The representation model determines how the selected periods represent the full year. UniformRepresentationModel assigns equal weight to each selected period:

representation_model = rep.UniformRepresentationModel()

Run the Workflow¶

Assemble all components into a Workflow, wrap it in a RepSetExperiment, and run:

workflow = rep.Workflow(feature_engineer, search_algorithm, representation_model)
experiment = rep.RepSetExperiment(context, workflow)
result = experiment.run()

Inspect Results¶

The RepSetResult contains the selected periods, their weights, and the objective scores:

print(f"Selected months: {result.selection}")
print(f"Weights: {result.weights}")
print(f"Wasserstein score: {result.scores['wasserstein']:.4f}")

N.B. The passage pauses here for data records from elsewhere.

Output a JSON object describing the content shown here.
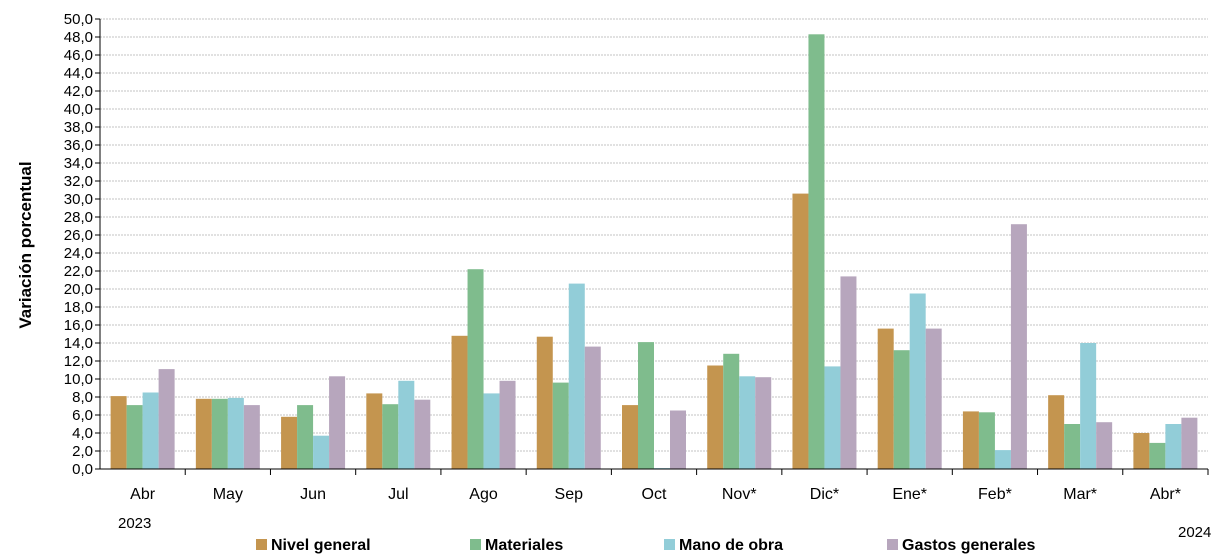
{
  "chart_data": {
    "type": "bar",
    "title": "",
    "ylabel": "Variación porcentual",
    "xlabel": "",
    "ylim": [
      0,
      50
    ],
    "ytick_step": 2,
    "ytick_labels": [
      "0,0",
      "2,0",
      "4,0",
      "6,0",
      "8,0",
      "10,0",
      "12,0",
      "14,0",
      "16,0",
      "18,0",
      "20,0",
      "22,0",
      "24,0",
      "26,0",
      "28,0",
      "30,0",
      "32,0",
      "34,0",
      "36,0",
      "38,0",
      "40,0",
      "42,0",
      "44,0",
      "46,0",
      "48,0",
      "50,0"
    ],
    "grid": true,
    "categories": [
      "Abr",
      "May",
      "Jun",
      "Jul",
      "Ago",
      "Sep",
      "Oct",
      "Nov*",
      "Dic*",
      "Ene*",
      "Feb*",
      "Mar*",
      "Abr*"
    ],
    "year_labels": {
      "start": "2023",
      "end": "2024"
    },
    "legend_position": "bottom",
    "series": [
      {
        "name": "Nivel general",
        "color": "#c4954f",
        "values": [
          8.1,
          7.8,
          5.8,
          8.4,
          14.8,
          14.7,
          7.1,
          11.5,
          30.6,
          15.6,
          6.4,
          8.2,
          4.0
        ]
      },
      {
        "name": "Materiales",
        "color": "#7fbc8d",
        "values": [
          7.1,
          7.8,
          7.1,
          7.2,
          22.2,
          9.6,
          14.1,
          12.8,
          48.3,
          13.2,
          6.3,
          5.0,
          2.9
        ]
      },
      {
        "name": "Mano de obra",
        "color": "#92cdd8",
        "values": [
          8.5,
          7.9,
          3.7,
          9.8,
          8.4,
          20.6,
          0.1,
          10.3,
          11.4,
          19.5,
          2.1,
          14.0,
          5.0
        ]
      },
      {
        "name": "Gastos generales",
        "color": "#b7a6bd",
        "values": [
          11.1,
          7.1,
          10.3,
          7.7,
          9.8,
          13.6,
          6.5,
          10.2,
          21.4,
          15.6,
          27.2,
          5.2,
          5.7
        ]
      }
    ]
  }
}
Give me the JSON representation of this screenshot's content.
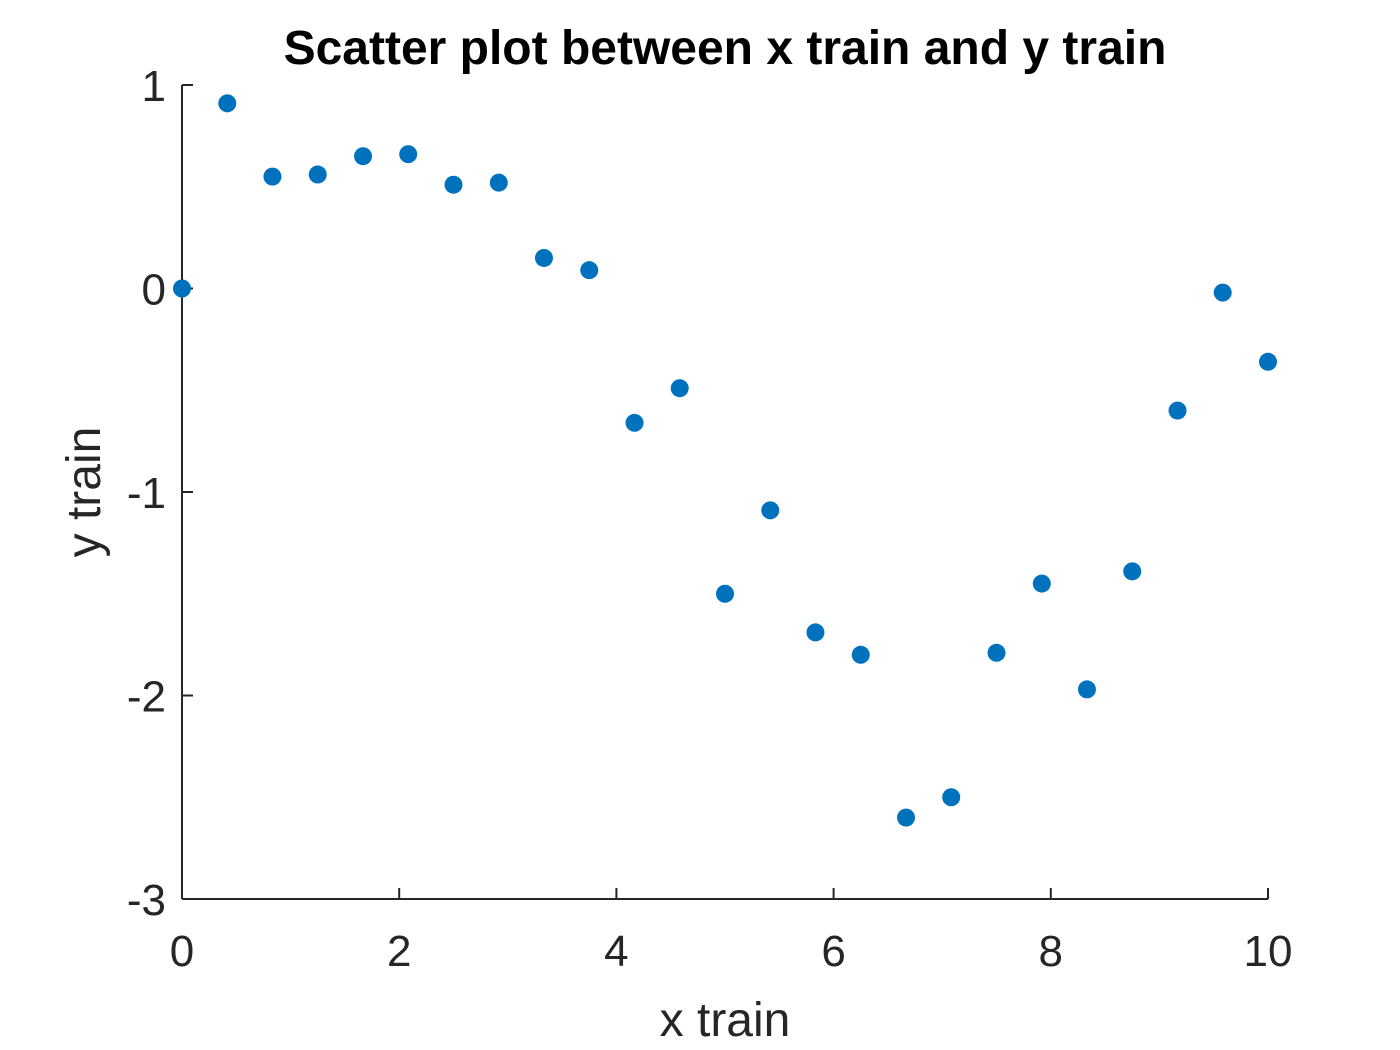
{
  "chart_data": {
    "type": "scatter",
    "title": "Scatter plot between x train and y train",
    "xlabel": "x train",
    "ylabel": "y train",
    "xlim": [
      0,
      10
    ],
    "ylim": [
      -3,
      1
    ],
    "xticks": [
      0,
      2,
      4,
      6,
      8,
      10
    ],
    "xtick_labels": [
      "0",
      "2",
      "4",
      "6",
      "8",
      "10"
    ],
    "yticks": [
      1,
      0,
      -1,
      -2,
      -3
    ],
    "ytick_labels": [
      "1",
      "0",
      "-1",
      "-2",
      "-3"
    ],
    "grid": false,
    "marker_color": "#0072BD",
    "series": [
      {
        "x": [
          0,
          0.417,
          0.833,
          1.25,
          1.667,
          2.083,
          2.5,
          2.917,
          3.333,
          3.75,
          4.167,
          4.583,
          5.0,
          5.417,
          5.833,
          6.25,
          6.667,
          7.083,
          7.5,
          7.917,
          8.333,
          8.75,
          9.167,
          9.583,
          10.0
        ],
        "y": [
          0.0,
          0.91,
          0.55,
          0.56,
          0.65,
          0.66,
          0.51,
          0.52,
          0.15,
          0.09,
          -0.66,
          -0.49,
          -1.5,
          -1.09,
          -1.69,
          -1.8,
          -2.6,
          -2.5,
          -1.79,
          -1.45,
          -1.97,
          -1.39,
          -0.6,
          -0.02,
          -0.36
        ]
      }
    ]
  }
}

Diagnostic: Responsibility Bars¶

energy-repset includes interactive Plotly diagnostics. A responsibility bar chart shows how the total representation weight is distributed across selected periods:

fig = diag.ResponsibilityBars().plot(result.weights, show_uniform_reference=True)
fig.show()

Full Script¶

The complete code is available at examples/ex1_getting_started.py.

Next Steps¶

Swap components: Try rep.ParetoMaxMinStrategy instead of rep.WeightedSumPolicy, or rep.KMedoidsClustersizeRepresentation instead of uniform weights. See the Modules & Components page for all available implementations.
Add objectives: Add rep.CorrelationFidelity, rep.DurationCurveFidelity, or rep.DiversityReward to the ObjectiveSet.
Browse examples: The Examples show more advanced configurations with interactive visualizations.